Street medicine as a viable solution
Street medicine is a healthcare delivery model that aims to turn these statistics on their head. It is based on the idea that everyone matters, including the people who are not typically found in the waiting room of the local doctor’s office. Armed with backpacks full of medical supplies and brains full of medical knowledge, these healthcare teams take the doctor’s office to the sidewalk, underpasses and bridges to deliver transitional primary care until the patient can be incorporated into the mainstream healthcare system.

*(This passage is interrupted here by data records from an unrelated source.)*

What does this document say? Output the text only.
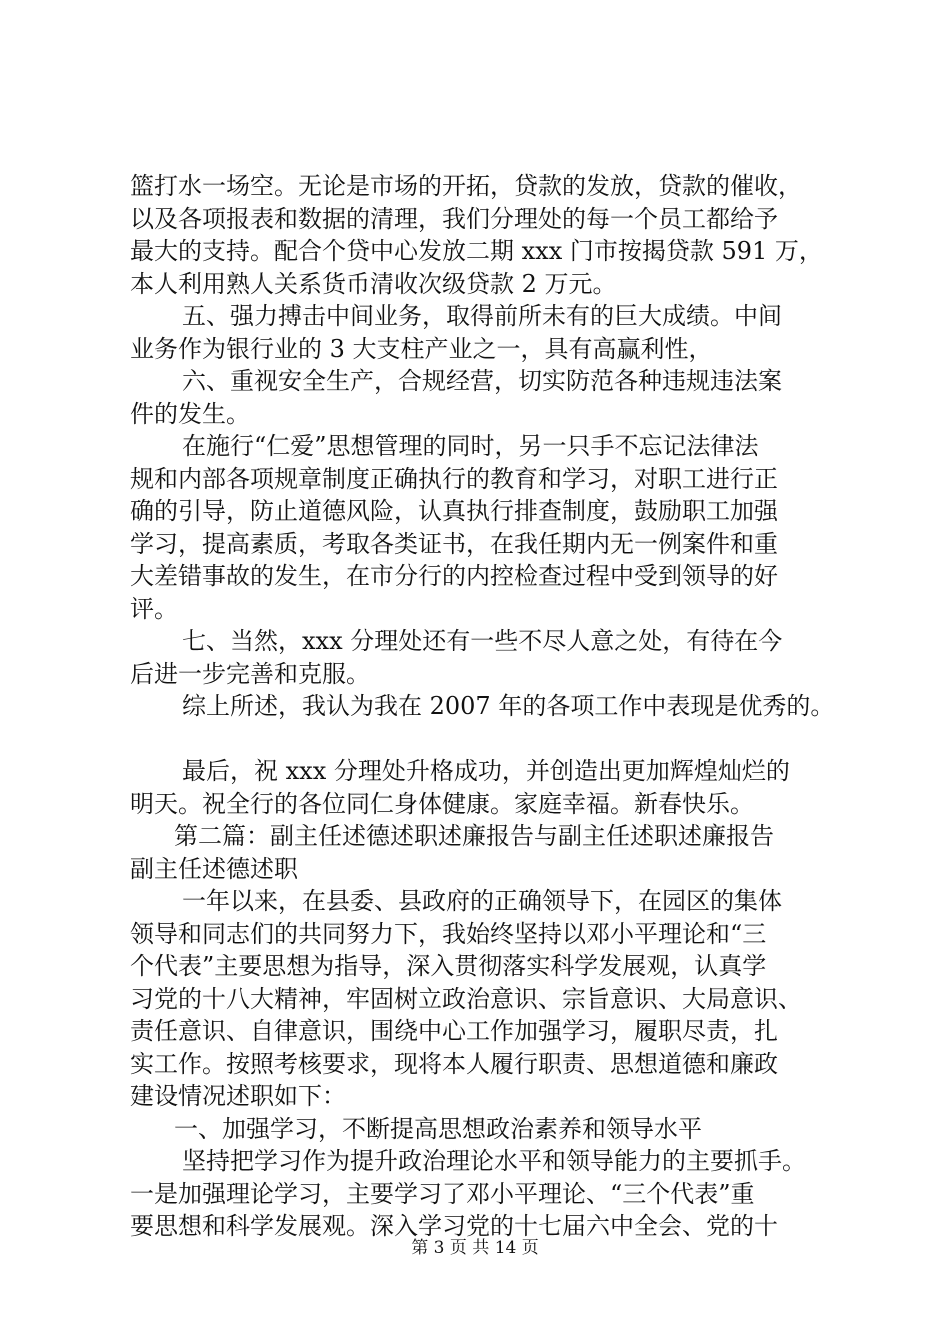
篮打水一场空。无论是市场的开拓，贷款的发放，贷款的催收，
以及各项报表和数据的清理，我们分理处的每一个员工都给予
最大的支持。配合个贷中心发放二期 xxx 门市按揭贷款 591 万，
本人利用熟人关系货币清收次级贷款 2 万元。
五、强力搏击中间业务，取得前所未有的巨大成绩。中间
业务作为银行业的 3 大支柱产业之一，具有高赢利性，
六、重视安全生产，合规经营，切实防范各种违规违法案
件的发生。
在施行“仁爱”思想管理的同时，另一只手不忘记法律法
规和内部各项规章制度正确执行的教育和学习，对职工进行正
确的引导，防止道德风险，认真执行排查制度，鼓励职工加强
学习，提高素质，考取各类证书，在我任期内无一例案件和重
大差错事故的发生，在市分行的内控检查过程中受到领导的好
评。
七、当然，xxx 分理处还有一些不尽人意之处，有待在今
后进一步完善和克服。
综上所述，我认为我在 2007 年的各项工作中表现是优秀的。
最后，祝 xxx 分理处升格成功，并创造出更加辉煌灿烂的
明天。祝全行的各位同仁身体健康。家庭幸福。新春快乐。
第二篇：副主任述德述职述廉报告与副主任述职述廉报告
副主任述德述职
一年以来，在县委、县政府的正确领导下，在园区的集体
领导和同志们的共同努力下，我始终坚持以邓小平理论和“三
个代表”主要思想为指导，深入贯彻落实科学发展观，认真学
习党的十八大精神，牢固树立政治意识、宗旨意识、大局意识、
责任意识、自律意识，围绕中心工作加强学习，履职尽责，扎
实工作。按照考核要求，现将本人履行职责、思想道德和廉政
建设情况述职如下：
一、加强学习，不断提高思想政治素养和领导水平
坚持把学习作为提升政治理论水平和领导能力的主要抓手。
一是加强理论学习，主要学习了邓小平理论、“三个代表”重
要思想和科学发展观。深入学习党的十七届六中全会、党的十
第 3 页 共 14 页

Acknowledging that this transition may take months, years, or may never happen, street medicine practitioners aim to maintain a comparable level of quality to that seen in a traditional clinic setting. The fundamental approach to street medicine is to engage people experiencing homelessness in their own environment and on their own terms, with the goal of maximally reducing or eliminating barriers to care. Medical history-taking, check. Physical exam, check. Drawing labs, check. Dispensing or delivering medications, check. Building a relationship rooted in recognizing each other’s humanity, for all its beauty and disaster… check.
There is early evidence that this model can provide great value in terms of health outcomes per dollar spent. Street medicine can improve the health of unsheltered patients and decrease the use of emergent and acute healthcare services. Early street medicine programs, such as Lehigh Valley Health Network (LVHN) Street Medicine, created alternative primary care access points that are both accessible and acceptable to the population. While results are preliminary, LVHN Street Medicine demonstrated decreased ED visits of over 80% and 30-day readmissions decreases by almost 70%. In a population that is notoriously difficult to provide treatment for chronic conditions, LVHN Street Medicine patients with hypertension had better blood pressure control than the traditional clinic population. While this certainly bodes well for hypertension control, it also speaks to street medicine’s ability to gain trust to the point where patients are willing to follow up longitudinally.
Street medicine was created with the intent to relieve suffering and has grown into a legitimate alternative healthcare delivery model for a population that requires it. The rapid growth, led by the Street Medicine Institute (www.streetmedicine.org) has reached over 100 programs worldwide, over half of which are in the U.S. These programs range from underfunded to unfunded, resulting in time spent delivering care, with little attention to research.
The rapid growth of the street medicine movement is a result of its success as a social justice movement and an effective healthcare delivery system. However, to achieve the vision of all unsheltered homeless having access to basic medical care, more research is needed to gain mainstream acceptance and achieve the vision of redefining what our waiting rooms look like. At USC, we are embarking on an effort to strengthen research in this area.